I am reading a biography of a person whom I admire and whom I have had the privilege of knowing. Many, many years ago in my previous life, Staffan and I were interpreting at a meeting between Russian and Nordic theatre people. We were doing it as a favour to colleagues, without payment, and as anyone who has ever interpreted knows, it is easier to interpet from your mother tongue to a foreign language, so I was interpreting from Russian into Swedish, and Staffan from Swedish into Russian. After a while, a formidable woman in her sixties interrupted quite rudely: "Why don't you do it the other way round?" I was deeply offended, and Staffan phoned the culprit the day after and gave her third degree. This was how we first met the legendary Vivica Bandler. The result of the encounter was that Staffan and Vivica wrote a musical together. I was rather jealous of Vivica at the time because I didn't see much of Staffan for weeks, and he seemed to be having fun. I was consulted about a couple of Russian details that Vivica dismissed as theatrically insignificant.
We were both invited to Vivica's seventieth birthday in Helsinki, which was a parade of cultural celebrities. It started with drinks in the theatre where she had been director and producer, continuied with a splendid dinner in her magnificent mansion, and when Staffan and I, around 2 am, prepared to leave, Vivica said: "So early? We are going back to the theatre for nibbles!"
A couple of years later Vivica called me and asked whether I would like to translate a play. As her biographer points out - a well-known fact to all who have ever met her - "nobody could say no to her on the phone". She was organising a Finnish theatre festival in Moscow, and she wanted one play to be done in Russian, with two actors of Russian ancestry. The play guested Stockholm, and Vivica took me to see it twice before I started the translation. It was a challenge, because the actors' Russian was nursery talk, while the play used modern, colloquial, not to say explicit idiom which they found totally alien.
We flew to Moscow, me joining them in Helsinki. Nobody met us when we emerged through passport control and customs. Vivica was angry. In fact she was furious. Vivica furious was a sight. An hour later, she was paged. Our hosts were waiting for her in the VIP room.

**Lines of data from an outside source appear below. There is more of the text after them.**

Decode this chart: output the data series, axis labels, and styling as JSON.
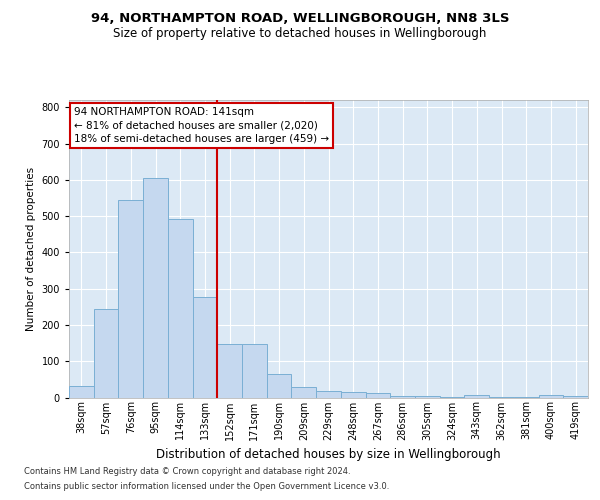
{
  "title1": "94, NORTHAMPTON ROAD, WELLINGBOROUGH, NN8 3LS",
  "title2": "Size of property relative to detached houses in Wellingborough",
  "xlabel": "Distribution of detached houses by size in Wellingborough",
  "ylabel": "Number of detached properties",
  "categories": [
    "38sqm",
    "57sqm",
    "76sqm",
    "95sqm",
    "114sqm",
    "133sqm",
    "152sqm",
    "171sqm",
    "190sqm",
    "209sqm",
    "229sqm",
    "248sqm",
    "267sqm",
    "286sqm",
    "305sqm",
    "324sqm",
    "343sqm",
    "362sqm",
    "381sqm",
    "400sqm",
    "419sqm"
  ],
  "values": [
    33,
    245,
    545,
    605,
    493,
    278,
    147,
    147,
    65,
    30,
    18,
    14,
    12,
    5,
    3,
    2,
    8,
    2,
    2,
    7,
    5
  ],
  "bar_color": "#c5d8ef",
  "bar_edge_color": "#7aafd4",
  "vline_x": 5.5,
  "vline_color": "#cc0000",
  "annotation_text": "94 NORTHAMPTON ROAD: 141sqm\n← 81% of detached houses are smaller (2,020)\n18% of semi-detached houses are larger (459) →",
  "annotation_box_facecolor": "#ffffff",
  "annotation_box_edgecolor": "#cc0000",
  "ylim": [
    0,
    820
  ],
  "yticks": [
    0,
    100,
    200,
    300,
    400,
    500,
    600,
    700,
    800
  ],
  "footer1": "Contains HM Land Registry data © Crown copyright and database right 2024.",
  "footer2": "Contains public sector information licensed under the Open Government Licence v3.0.",
  "fig_facecolor": "#ffffff",
  "plot_facecolor": "#dce9f5",
  "grid_color": "#ffffff",
  "title1_fontsize": 9.5,
  "title2_fontsize": 8.5,
  "xlabel_fontsize": 8.5,
  "ylabel_fontsize": 7.5,
  "tick_fontsize": 7,
  "footer_fontsize": 6,
  "ann_fontsize": 7.5
}
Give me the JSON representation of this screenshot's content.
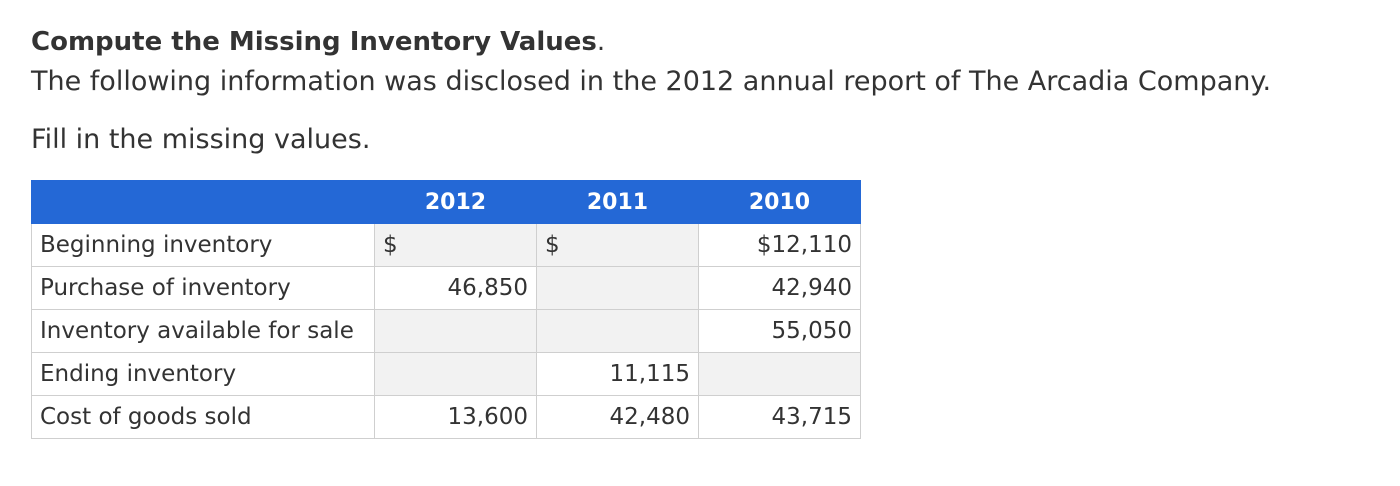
{
  "problem": {
    "title": "Compute the Missing Inventory Values",
    "title_period": ".",
    "intro": "The following information was disclosed in the 2012 annual report of The Arcadia Company.",
    "instruction": "Fill in the missing values."
  },
  "table": {
    "headers": [
      "",
      "2012",
      "2011",
      "2010"
    ],
    "currency_symbol": "$",
    "rows": [
      {
        "label": "Beginning inventory",
        "c2012": "",
        "c2011": "",
        "c2010": "$12,110"
      },
      {
        "label": "Purchase of inventory",
        "c2012": "46,850",
        "c2011": "",
        "c2010": "42,940"
      },
      {
        "label": "Inventory available for sale",
        "c2012": "",
        "c2011": "",
        "c2010": "55,050"
      },
      {
        "label": "Ending inventory",
        "c2012": "",
        "c2011": "11,115",
        "c2010": ""
      },
      {
        "label": "Cost of goods sold",
        "c2012": "13,600",
        "c2011": "42,480",
        "c2010": "43,715"
      }
    ]
  }
}
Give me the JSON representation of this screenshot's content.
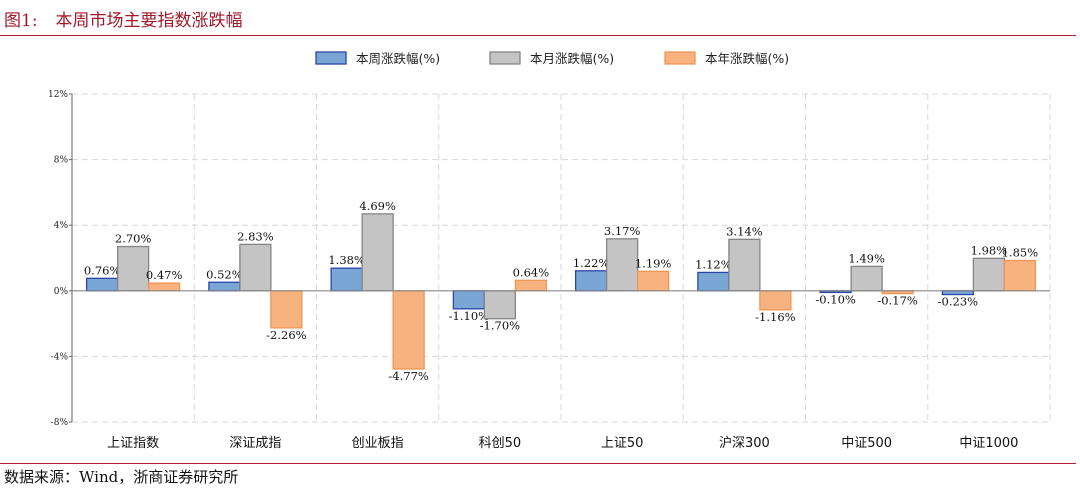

I didn't see much of her during the festival week because she was a Very Important Guest and I was just a translator (as well as a prompter, since the actors kept losing their swearwords). Yet it was fun to be part of her entourage. At one point, she was asked whether she had been to Russia before. "Yes, she said, in 1943". The hosts were awed. "During the war?" "Yes, Vivica confirmed, when little Finland tried to invade the Soviet Union". This was Vivica's typical sarcasm, possibly lost on the hosts. She had served in women's auxilliary forces at the front.
Regrettably, after that we lost touch and only met occasionally. It was with deep sorrow Staffan and I read about her death in 2004. The biography I am reading brings back many details I have heard and some that I have witnessed about this truly remarkable person.
If you wonder why you would bother about a stranger, many people know her well as Vifslan (Bob in English) in Tove Jansson's Moomin books.